Statements (2) and (3) together make me think that perhaps $\hat{\boldsymbol\beta}_\lambda^*$ also converges to the appropriately normalized $\mathbf X^\top \mathbf y$, but I am not sure if this is correct and I have not managed to convince myself either way.
Best Answer
#A geometrical interpretation
The estimator described in the question is the Lagrange multiplier equivalent of the following optimization problem:
$$\text{minimize $f(\beta)$ subject to $g(\beta) \leq t$ and $h(\beta) = 1$ } $$
$$\begin{align} f(\beta) &= \lVert y-X\beta \lVert^2 \\ g(\beta) &= \lVert \beta \lVert^2\\ h(\beta) &= \lVert X\beta \lVert^2 \end{align}$$
which can be viewed, geometrically, as finding the smallest ellipsoid $f(\beta)=\text{RSS }$ that touches the intersection of the sphere $g(\beta) = t$ and the ellipsoid $h(\beta)=1$
Comparison to the standard ridge regression view
In terms of a geometrical view this changes the old view (for standard ridge regression) of the point where a spheroid (errors) and sphere ($\|\beta\|^2=t$) touch. Into a new view where we look for the point where the spheroid (errors) touches a curve (norm of beta constrained by $\|X\beta\|^2=1$). The one sphere (blue in the left image) changes into a lower dimension figure due to the intersection with the $\|X\beta\|=1$ constraint.
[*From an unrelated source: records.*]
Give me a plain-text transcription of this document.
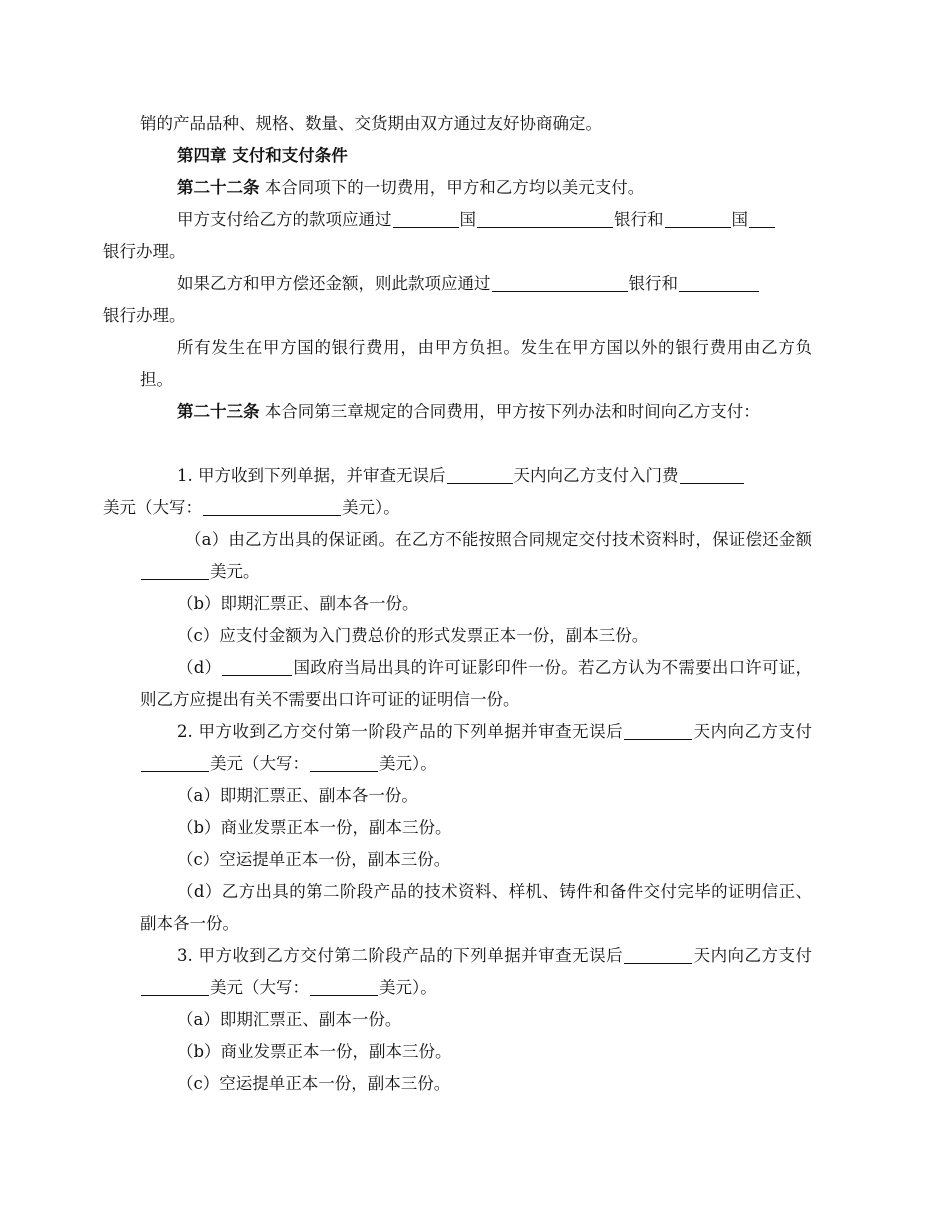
销的产品品种、规格、数量、交货期由双方通过友好协商确定。

第四章 支付和支付条件

第二十二条 本合同项下的一切费用，甲方和乙方均以美元支付。

甲方支付给乙方的款项应通过	国	银行和	国
银行办理。

如果乙方和甲方偿还金额，则此款项应通过	银行和
银行办理。

所有发生在甲方国的银行费用，由甲方负担。发生在甲方国以外的银行费用由乙方负担。

第二十三条 本合同第三章规定的合同费用，甲方按下列办法和时间向乙方支付：

1. 甲方收到下列单据，并审查无误后	天内向乙方支付入门费
美元（大写：	美元）。

（a）由乙方出具的保证函。在乙方不能按照合同规定交付技术资料时，保证偿还金额美元。

（b）即期汇票正、副本各一份。

（c）应支付金额为入门费总价的形式发票正本一份，副本三份。

（d）	国政府当局出具的许可证影印件一份。若乙方认为不需要出口许可证，则乙方应提出有关不需要出口许可证的证明信一份。

2. 甲方收到乙方交付第一阶段产品的下列单据并审查无误后	天内向乙方支付美元（大写：	美元）。

（a）即期汇票正、副本各一份。

（b）商业发票正本一份，副本三份。

（c）空运提单正本一份，副本三份。

（d）乙方出具的第二阶段产品的技术资料、样机、铸件和备件交付完毕的证明信正、副本各一份。

3. 甲方收到乙方交付第二阶段产品的下列单据并审查无误后	天内向乙方支付美元（大写：	美元）。

（a）即期汇票正、副本一份。

（b）商业发票正本一份，副本三份。

（c）空运提单正本一份，副本三份。
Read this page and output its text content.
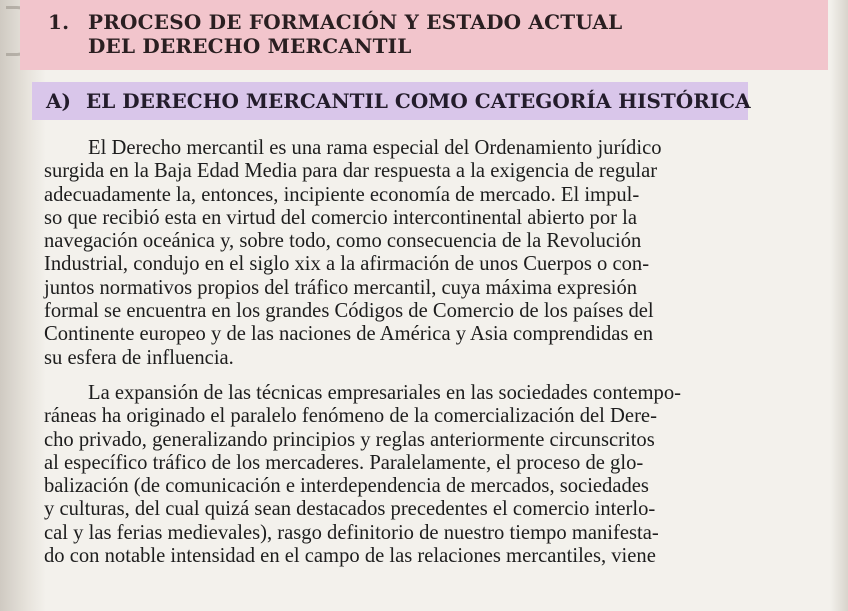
1. PROCESO DE FORMACIÓN Y ESTADO ACTUAL
DEL DERECHO MERCANTIL
A) EL DERECHO MERCANTIL COMO CATEGORÍA HISTÓRICA

El Derecho mercantil es una rama especial del Ordenamiento jurídico
surgida en la Baja Edad Media para dar respuesta a la exigencia de regular
adecuadamente la, entonces, incipiente economía de mercado. El impul-
so que recibió esta en virtud del comercio intercontinental abierto por la
navegación oceánica y, sobre todo, como consecuencia de la Revolución
Industrial, condujo en el siglo xix a la afirmación de unos Cuerpos o con-
juntos normativos propios del tráfico mercantil, cuya máxima expresión
formal se encuentra en los grandes Códigos de Comercio de los países del
Continente europeo y de las naciones de América y Asia comprendidas en
su esfera de influencia.

La expansión de las técnicas empresariales en las sociedades contempo-
ráneas ha originado el paralelo fenómeno de la comercialización del Dere-
cho privado, generalizando principios y reglas anteriormente circunscritos
al específico tráfico de los mercaderes. Paralelamente, el proceso de glo-
balización (de comunicación e interdependencia de mercados, sociedades
y culturas, del cual quizá sean destacados precedentes el comercio interlo-
cal y las ferias medievales), rasgo definitorio de nuestro tiempo manifesta-
do con notable intensidad en el campo de las relaciones mercantiles, viene
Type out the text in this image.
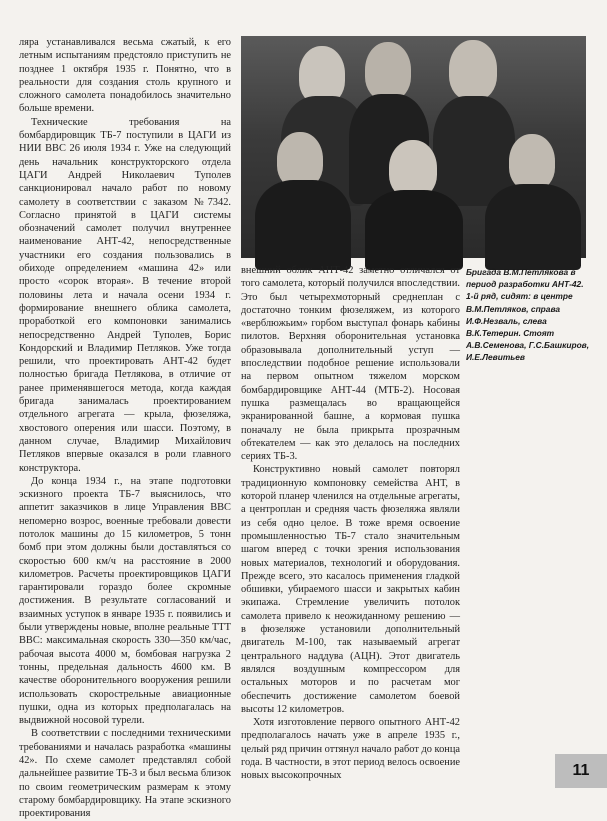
ляра устанавливался весьма сжатый, к его летным испытаниям предстояло приступить не позднее 1 октября 1935 г. Понятно, что в реальности для создания столь крупного и сложного самолета понадобилось значительно больше времени.

Технические требования на бомбардировщик ТБ-7 поступили в ЦАГИ из НИИ ВВС 26 июля 1934 г. Уже на следующий день начальник конструкторского отдела ЦАГИ Андрей Николаевич Туполев санкционировал начало работ по новому самолету в соответствии с заказом №7342. Согласно принятой в ЦАГИ системы обозначений самолет получил внутреннее наименование АНТ-42, непосредственные участники его создания пользовались в обиходе определением «машина 42» или просто «сорок вторая». В течение второй половины лета и начала осени 1934 г. формирование внешнего облика самолета, проработкой его компоновки занимались непосредственно Андрей Туполев, Борис Кондорский и Владимир Петляков. Уже тогда решили, что проектировать АНТ-42 будет полностью бригада Петлякова, в отличие от ранее применявшегося метода, когда каждая бригада занималась проектированием отдельного агрегата — крыла, фюзеляжа, хвостового оперения или шасси. Поэтому, в данном случае, Владимир Михайлович Петляков впервые оказался в роли главного конструктора.

До конца 1934 г., на этапе подготовки эскизного проекта ТБ-7 выяснилось, что аппетит заказчиков в лице Управления ВВС непомерно возрос, военные требовали довести потолок машины до 15 километров, 5 тонн бомб при этом должны были доставляться со скоростью 600 км/ч на расстояние в 2000 километров. Расчеты проектировщиков ЦАГИ гарантировали гораздо более скромные достижения. В результате согласований и взаимных уступок в январе 1935 г. появились и были утверждены новые, вполне реальные ТТТ ВВС: максимальная скорость 330—350 км/час, рабочая высота 4000 м, бомбовая нагрузка 2 тонны, предельная дальность 4600 км. В качестве оборонительного вооружения решили использовать скорострельные авиационные пушки, одна из которых предполагалась на выдвижной носовой турели.

В соответствии с последними техническими требованиями и началась разработка «машины 42». По схеме самолет представлял собой дальнейшее развитие ТБ-3 и был весьма близок по своим геометрическим размерам к этому старому бомбардировщику. На этапе эскизного проектирования

внешний облик АНТ-42 заметно отличался от того самолета, который получился впоследствии. Это был четырехмоторный среднеплан с достаточно тонким фюзеляжем, из которого «верблюжьим» горбом выступал фонарь кабины пилотов. Верхняя оборонительная установка образовывала дополнительный уступ — впоследствии подобное решение использовали на первом опытном тяжелом морском бомбардировщике АНТ-44 (МТБ-2). Носовая пушка размещалась во вращающейся экранированной башне, а кормовая пушка поначалу не была прикрыта прозрачным обтекателем — как это делалось на последних сериях ТБ-3.

Конструктивно новый самолет повторял традиционную компоновку семейства АНТ, в которой планер членился на отдельные агрегаты, а центроплан и средняя часть фюзеляжа являли из себя одно целое. В тоже время освоение промышленностью ТБ-7 стало значительным шагом вперед с точки зрения использования новых материалов, технологий и оборудования. Прежде всего, это касалось применения гладкой обшивки, убираемого шасси и закрытых кабин экипажа. Стремление увеличить потолок самолета привело к неожиданному решению — в фюзеляже установили дополнительный двигатель М-100, так называемый агрегат центрального наддува (АЦН). Этот двигатель являлся воздушным компрессором для остальных моторов и по расчетам мог обеспечить достижение самолетом боевой высоты 12 километров.

Хотя изготовление первого опытного АНТ-42 предполагалось начать уже в апреле 1935 г., целый ряд причин оттянул начало работ до конца года. В частности, в этот период велось освоение новых высокопрочных

Бригада В.М.Петлякова в период разработки АНТ-42. 1-й ряд, сидят: в центре В.М.Петляков, справа И.Ф.Незваль, слева В.К.Тетерин. Стоят А.В.Семенова, Г.С.Башкиров, И.Е.Левитьев
11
In the two dimensional case this is simple to view.
When we tune the parameter $t$ then we change the relative length of the blue/red spheres or the relative sizes of $f(\beta)$ and $g(\beta)$ (In the theory of Lagrangian multipliers there is probably a neat way to formally and exactly describe that this means that for each $t$ as function of $\lambda$, or reversed, is a monotonous function. But I imagine that you can see intuitively that the sum of squared residuals only increases when we decrease $||\beta||$.)
The solution $\beta_\lambda$ for $\lambda=0$ is as you argued on a line between 0 and $\beta_{LS}$
The solution $\beta_\lambda$ for $\lambda \to \infty$ is (indeed as you commented) in the loadings of the first principal component. This is the point where $\lVert \beta \rVert^2$ is the smallest for $\lVert \beta X \rVert^2 = 1$. It is the point where the circle $\lVert \beta \rVert^2=t$ touches the ellipse $|X\beta|=1$ in a single point.
In this 2-d view the edges of the intersection of the sphere $\lVert \beta \rVert^2 =t$ and spheroid $\lVert \beta X \rVert^2 = 1$ are points. In multiple dimensions these will be curves
(I imagined first that these curves would be ellipses but they are more complicated. You could imagine the ellipsoid $\lVert X \beta \rVert^2 = 1$ being intersected by the ball $\lVert \beta \rVert^2 \leq t$ as some sort of ellipsoid frustum but with edges that are not a simple ellipses)
##Regarding the limit $\lambda \to \infty$
At first (previous edits) I wrote that there will be some limiting $\lambda_{lim}$ above which all the solutions are the same (and they reside in the point $\beta^*_\infty$). But this is not the case
Consider the optimization as a LARS algorithm or gradient descent. If for any point $\beta$ there is a direction in which we can change the $\beta$ such that the penalty term $|\beta|^2$ increases less than the SSR term $|y-X\beta|^2$ decreases then you are not in a minimum.